As ADPFs têm por objeto o artigo 260 do Código de Processo Penal
(CPP) e a prática judicial de determinar a condução coercitiva de
imputados para depoimento. O dispositivo legal, anterior à Constituição
de 1988, prevê que se “o acusado não atender à intimação para o
interrogatório, a autoridade poderá mandar conduzi-lo à sua presença”.
Nas ações, o PT e a OAB apontam que a prática resulta em lesão a
preceitos fundamentais e, como se esgota rapidamente após a realização
do interrogatório, não há tempo hábil para uma resposta jurisdicional,
ainda que liminar.
As ADPFs não questionam as hipóteses de condução coercitiva de outras
pessoas, como testemunhas, ou de investigados ou réus para atos
diversos do interrogatório, como o reconhecimento, por exemplo.
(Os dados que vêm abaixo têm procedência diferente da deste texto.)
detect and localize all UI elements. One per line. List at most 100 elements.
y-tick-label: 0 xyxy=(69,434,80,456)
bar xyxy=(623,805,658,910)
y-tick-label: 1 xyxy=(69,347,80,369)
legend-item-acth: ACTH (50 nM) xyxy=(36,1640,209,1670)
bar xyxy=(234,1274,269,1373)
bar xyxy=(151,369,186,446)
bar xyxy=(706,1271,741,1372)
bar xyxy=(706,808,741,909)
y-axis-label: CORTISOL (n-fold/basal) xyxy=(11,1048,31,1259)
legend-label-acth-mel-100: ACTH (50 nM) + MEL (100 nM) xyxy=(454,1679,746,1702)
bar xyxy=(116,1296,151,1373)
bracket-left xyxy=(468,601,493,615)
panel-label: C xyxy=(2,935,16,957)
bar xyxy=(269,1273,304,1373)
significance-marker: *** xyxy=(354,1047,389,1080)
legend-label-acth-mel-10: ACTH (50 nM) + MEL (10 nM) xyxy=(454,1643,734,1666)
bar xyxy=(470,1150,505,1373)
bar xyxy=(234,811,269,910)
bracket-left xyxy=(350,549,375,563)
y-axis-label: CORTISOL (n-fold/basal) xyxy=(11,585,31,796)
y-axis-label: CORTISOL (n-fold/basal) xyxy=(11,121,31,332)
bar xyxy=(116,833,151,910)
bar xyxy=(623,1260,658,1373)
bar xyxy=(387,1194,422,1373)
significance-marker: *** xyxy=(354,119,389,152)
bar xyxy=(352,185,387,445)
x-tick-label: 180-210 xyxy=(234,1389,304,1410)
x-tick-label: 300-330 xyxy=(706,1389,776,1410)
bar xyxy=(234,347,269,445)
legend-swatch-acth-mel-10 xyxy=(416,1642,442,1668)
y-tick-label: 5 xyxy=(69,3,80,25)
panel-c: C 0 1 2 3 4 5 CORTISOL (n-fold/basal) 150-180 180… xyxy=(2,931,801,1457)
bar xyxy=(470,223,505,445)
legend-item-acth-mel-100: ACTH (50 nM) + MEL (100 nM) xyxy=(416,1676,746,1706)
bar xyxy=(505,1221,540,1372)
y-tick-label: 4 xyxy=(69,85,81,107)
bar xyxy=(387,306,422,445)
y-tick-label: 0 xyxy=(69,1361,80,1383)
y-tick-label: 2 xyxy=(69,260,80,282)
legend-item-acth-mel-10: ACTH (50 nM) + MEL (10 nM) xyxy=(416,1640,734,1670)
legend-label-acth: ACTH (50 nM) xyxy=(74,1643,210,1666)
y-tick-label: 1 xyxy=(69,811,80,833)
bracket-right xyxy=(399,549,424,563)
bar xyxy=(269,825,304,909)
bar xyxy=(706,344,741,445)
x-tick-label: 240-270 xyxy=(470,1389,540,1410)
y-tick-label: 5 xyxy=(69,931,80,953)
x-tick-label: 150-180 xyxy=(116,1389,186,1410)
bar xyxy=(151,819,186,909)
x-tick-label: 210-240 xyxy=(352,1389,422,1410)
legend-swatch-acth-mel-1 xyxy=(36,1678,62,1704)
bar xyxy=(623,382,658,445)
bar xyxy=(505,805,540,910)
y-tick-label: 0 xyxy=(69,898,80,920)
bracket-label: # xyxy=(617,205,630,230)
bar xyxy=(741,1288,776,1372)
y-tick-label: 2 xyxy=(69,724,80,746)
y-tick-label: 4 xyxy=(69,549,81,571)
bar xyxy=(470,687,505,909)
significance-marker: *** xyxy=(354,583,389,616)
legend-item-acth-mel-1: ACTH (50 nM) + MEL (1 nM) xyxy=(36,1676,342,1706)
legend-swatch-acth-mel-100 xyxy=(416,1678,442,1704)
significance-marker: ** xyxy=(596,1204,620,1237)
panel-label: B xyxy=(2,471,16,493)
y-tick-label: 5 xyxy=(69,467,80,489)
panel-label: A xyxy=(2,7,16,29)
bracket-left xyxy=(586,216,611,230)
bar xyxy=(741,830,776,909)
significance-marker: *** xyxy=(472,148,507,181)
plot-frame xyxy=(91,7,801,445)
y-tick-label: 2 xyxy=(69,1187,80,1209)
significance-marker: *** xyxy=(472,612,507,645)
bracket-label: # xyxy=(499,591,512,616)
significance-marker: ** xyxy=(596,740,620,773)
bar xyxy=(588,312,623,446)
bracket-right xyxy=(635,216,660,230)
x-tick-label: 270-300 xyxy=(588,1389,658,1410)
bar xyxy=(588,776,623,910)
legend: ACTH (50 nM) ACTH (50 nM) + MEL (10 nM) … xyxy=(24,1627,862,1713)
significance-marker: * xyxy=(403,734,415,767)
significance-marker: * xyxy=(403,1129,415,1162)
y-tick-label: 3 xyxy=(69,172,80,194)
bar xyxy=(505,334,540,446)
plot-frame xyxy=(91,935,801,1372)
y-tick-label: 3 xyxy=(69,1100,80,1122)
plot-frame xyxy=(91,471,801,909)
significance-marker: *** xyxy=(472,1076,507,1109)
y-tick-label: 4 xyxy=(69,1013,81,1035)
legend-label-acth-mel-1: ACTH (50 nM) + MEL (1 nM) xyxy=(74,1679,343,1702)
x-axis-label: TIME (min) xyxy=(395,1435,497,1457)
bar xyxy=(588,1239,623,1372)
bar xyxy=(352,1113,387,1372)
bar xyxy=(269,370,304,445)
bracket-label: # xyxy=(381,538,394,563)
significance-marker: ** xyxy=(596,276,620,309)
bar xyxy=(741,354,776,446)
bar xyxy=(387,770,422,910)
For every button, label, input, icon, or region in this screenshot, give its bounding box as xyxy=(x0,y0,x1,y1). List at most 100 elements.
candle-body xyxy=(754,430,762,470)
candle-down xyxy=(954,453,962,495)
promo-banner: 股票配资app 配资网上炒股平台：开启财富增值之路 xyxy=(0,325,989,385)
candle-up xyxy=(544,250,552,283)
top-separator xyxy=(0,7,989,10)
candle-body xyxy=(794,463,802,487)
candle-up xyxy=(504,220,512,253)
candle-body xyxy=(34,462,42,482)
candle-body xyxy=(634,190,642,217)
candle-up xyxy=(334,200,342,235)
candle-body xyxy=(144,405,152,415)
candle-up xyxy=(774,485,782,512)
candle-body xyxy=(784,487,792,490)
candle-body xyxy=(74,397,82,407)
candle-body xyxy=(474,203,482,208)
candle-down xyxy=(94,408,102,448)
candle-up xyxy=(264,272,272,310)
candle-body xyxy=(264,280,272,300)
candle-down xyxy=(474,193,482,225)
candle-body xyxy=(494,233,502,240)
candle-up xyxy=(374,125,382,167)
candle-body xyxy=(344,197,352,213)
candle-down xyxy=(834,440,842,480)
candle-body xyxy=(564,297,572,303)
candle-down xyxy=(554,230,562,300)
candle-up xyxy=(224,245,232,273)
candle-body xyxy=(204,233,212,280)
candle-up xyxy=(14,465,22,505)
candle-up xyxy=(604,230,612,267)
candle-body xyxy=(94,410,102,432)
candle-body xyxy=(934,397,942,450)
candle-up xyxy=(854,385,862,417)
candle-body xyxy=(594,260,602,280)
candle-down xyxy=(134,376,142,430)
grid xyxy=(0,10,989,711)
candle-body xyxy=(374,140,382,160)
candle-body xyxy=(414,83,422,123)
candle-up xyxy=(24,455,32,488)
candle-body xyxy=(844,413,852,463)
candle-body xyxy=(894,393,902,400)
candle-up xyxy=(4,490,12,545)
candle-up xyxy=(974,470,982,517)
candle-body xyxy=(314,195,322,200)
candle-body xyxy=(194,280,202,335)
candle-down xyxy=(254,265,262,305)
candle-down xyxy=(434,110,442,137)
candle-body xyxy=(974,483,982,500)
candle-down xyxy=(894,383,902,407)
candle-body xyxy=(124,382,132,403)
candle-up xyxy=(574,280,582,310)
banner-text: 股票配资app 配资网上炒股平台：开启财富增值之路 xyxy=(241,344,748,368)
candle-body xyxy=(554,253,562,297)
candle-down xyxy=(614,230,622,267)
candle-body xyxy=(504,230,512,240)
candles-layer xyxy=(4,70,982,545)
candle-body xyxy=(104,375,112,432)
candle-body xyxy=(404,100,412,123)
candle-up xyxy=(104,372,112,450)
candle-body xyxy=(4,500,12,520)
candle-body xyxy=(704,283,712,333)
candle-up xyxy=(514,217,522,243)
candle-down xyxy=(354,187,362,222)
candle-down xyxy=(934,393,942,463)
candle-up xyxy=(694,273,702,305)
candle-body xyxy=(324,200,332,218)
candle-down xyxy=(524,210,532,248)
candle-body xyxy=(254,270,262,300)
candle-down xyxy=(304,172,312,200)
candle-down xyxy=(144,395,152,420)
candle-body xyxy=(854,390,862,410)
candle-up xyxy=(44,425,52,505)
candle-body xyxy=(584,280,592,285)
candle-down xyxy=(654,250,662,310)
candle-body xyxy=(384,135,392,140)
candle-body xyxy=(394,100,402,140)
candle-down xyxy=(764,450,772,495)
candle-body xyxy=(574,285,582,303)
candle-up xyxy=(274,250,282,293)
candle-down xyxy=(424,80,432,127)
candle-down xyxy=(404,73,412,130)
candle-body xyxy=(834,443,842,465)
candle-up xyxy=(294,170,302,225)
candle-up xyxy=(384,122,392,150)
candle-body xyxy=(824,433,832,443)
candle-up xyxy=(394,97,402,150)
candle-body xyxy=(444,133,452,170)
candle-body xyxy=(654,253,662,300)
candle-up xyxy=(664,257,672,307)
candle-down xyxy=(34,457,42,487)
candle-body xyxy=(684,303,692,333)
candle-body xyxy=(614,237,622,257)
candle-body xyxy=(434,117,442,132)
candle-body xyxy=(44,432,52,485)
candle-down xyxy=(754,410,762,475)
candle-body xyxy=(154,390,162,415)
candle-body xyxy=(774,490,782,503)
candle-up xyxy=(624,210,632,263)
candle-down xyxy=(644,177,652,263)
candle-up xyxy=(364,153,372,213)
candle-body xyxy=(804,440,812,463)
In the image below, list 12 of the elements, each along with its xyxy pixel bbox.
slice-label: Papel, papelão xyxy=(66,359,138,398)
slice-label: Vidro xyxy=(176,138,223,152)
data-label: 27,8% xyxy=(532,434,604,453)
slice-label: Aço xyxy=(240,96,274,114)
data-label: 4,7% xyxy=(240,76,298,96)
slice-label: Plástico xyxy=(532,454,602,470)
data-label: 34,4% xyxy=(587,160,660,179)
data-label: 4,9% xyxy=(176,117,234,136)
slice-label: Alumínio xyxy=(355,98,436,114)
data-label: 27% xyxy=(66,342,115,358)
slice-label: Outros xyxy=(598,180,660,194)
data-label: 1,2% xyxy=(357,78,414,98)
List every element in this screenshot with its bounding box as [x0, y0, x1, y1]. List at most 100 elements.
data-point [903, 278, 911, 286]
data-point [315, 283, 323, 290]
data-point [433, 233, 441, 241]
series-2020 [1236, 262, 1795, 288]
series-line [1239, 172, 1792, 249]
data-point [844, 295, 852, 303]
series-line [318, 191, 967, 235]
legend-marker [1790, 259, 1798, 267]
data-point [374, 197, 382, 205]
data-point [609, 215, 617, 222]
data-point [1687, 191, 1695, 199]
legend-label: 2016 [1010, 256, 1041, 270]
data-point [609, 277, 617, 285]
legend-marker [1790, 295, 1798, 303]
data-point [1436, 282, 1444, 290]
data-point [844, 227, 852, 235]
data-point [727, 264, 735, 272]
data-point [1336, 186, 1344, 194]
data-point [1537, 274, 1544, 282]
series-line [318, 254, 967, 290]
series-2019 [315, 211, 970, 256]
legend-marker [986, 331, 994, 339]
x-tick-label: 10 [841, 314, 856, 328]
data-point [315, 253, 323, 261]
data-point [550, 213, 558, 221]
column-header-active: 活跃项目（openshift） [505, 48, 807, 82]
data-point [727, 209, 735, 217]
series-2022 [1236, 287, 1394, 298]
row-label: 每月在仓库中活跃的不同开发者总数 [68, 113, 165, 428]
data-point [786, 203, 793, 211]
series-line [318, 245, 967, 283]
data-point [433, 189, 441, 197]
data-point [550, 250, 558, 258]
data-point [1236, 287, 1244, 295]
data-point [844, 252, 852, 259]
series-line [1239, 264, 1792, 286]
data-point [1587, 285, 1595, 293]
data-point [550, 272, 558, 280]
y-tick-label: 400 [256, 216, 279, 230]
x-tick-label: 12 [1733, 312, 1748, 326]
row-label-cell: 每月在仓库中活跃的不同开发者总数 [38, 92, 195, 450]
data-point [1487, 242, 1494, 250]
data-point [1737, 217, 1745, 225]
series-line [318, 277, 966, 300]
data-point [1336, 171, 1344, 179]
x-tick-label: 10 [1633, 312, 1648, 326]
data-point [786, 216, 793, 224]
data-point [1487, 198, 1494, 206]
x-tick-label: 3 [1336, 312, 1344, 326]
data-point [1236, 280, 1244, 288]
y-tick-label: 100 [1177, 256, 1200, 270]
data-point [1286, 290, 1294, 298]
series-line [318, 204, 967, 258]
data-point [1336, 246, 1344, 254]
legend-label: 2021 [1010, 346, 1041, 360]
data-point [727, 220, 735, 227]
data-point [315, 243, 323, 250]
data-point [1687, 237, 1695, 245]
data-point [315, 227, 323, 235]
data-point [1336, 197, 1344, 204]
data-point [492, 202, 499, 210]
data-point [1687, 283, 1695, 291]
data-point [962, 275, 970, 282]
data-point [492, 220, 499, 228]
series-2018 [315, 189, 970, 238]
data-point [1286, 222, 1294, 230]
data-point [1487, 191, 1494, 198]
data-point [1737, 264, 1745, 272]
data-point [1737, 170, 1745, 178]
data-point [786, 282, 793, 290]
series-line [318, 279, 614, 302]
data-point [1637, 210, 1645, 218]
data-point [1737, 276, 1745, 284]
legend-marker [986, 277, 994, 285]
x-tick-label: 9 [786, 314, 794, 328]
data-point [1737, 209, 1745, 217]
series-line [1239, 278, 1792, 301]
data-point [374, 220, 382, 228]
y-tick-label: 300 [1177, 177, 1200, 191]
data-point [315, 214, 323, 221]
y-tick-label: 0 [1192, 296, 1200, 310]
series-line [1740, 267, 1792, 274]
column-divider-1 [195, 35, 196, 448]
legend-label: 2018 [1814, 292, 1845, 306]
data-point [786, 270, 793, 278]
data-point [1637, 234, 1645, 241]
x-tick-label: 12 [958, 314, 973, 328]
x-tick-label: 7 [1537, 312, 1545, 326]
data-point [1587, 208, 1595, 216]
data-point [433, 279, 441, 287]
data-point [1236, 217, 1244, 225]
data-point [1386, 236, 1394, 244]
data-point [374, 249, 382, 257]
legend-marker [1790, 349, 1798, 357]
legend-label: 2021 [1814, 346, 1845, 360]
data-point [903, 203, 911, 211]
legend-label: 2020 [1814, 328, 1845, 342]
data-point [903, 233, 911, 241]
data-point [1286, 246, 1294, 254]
As ações
questionam especificamente a condução coercitiva de suspeitos,
investigados ou indiciados para interrogatório. A ação do PT ataca a
medida tanto na investigação quanto na instrução criminal, baseando-se
em alegada violação ao direito à não autoincriminação. Já a da OAB é
mais restrita quanto ao objeto, questiona a condução coercitiva apenas
na fase de investigação.
Segundo o ministro Gilmar Mendes, a condução coercitiva no curso da
ação penal havia se tornado obsoleta, principalmente porque a
Constituição de 1988 consagrou o direito do réu de deixar de responder
às perguntas, sem ser prejudicado (direito ao silêncio). Com isso, a
condução coercitiva para o interrogatório foi substituída pelo simples
prosseguimento da marcha processual, à revelia do acusado. Entretanto,
segundo observou, o ato foi “reciclado” e, nos últimos anos, passou a
fazer parte do procedimento-padrão das operações policiais.
“Nossa Constituição enfatiza o direito à liberdade, no deliberado
intuito de romper com práticas autoritárias como as prisões para
averiguação. Assim, salvo as exceções nela incorporadas, exige-se a
ordem judicial escrita e fundamentada para a prisão – art. 5º, LXI.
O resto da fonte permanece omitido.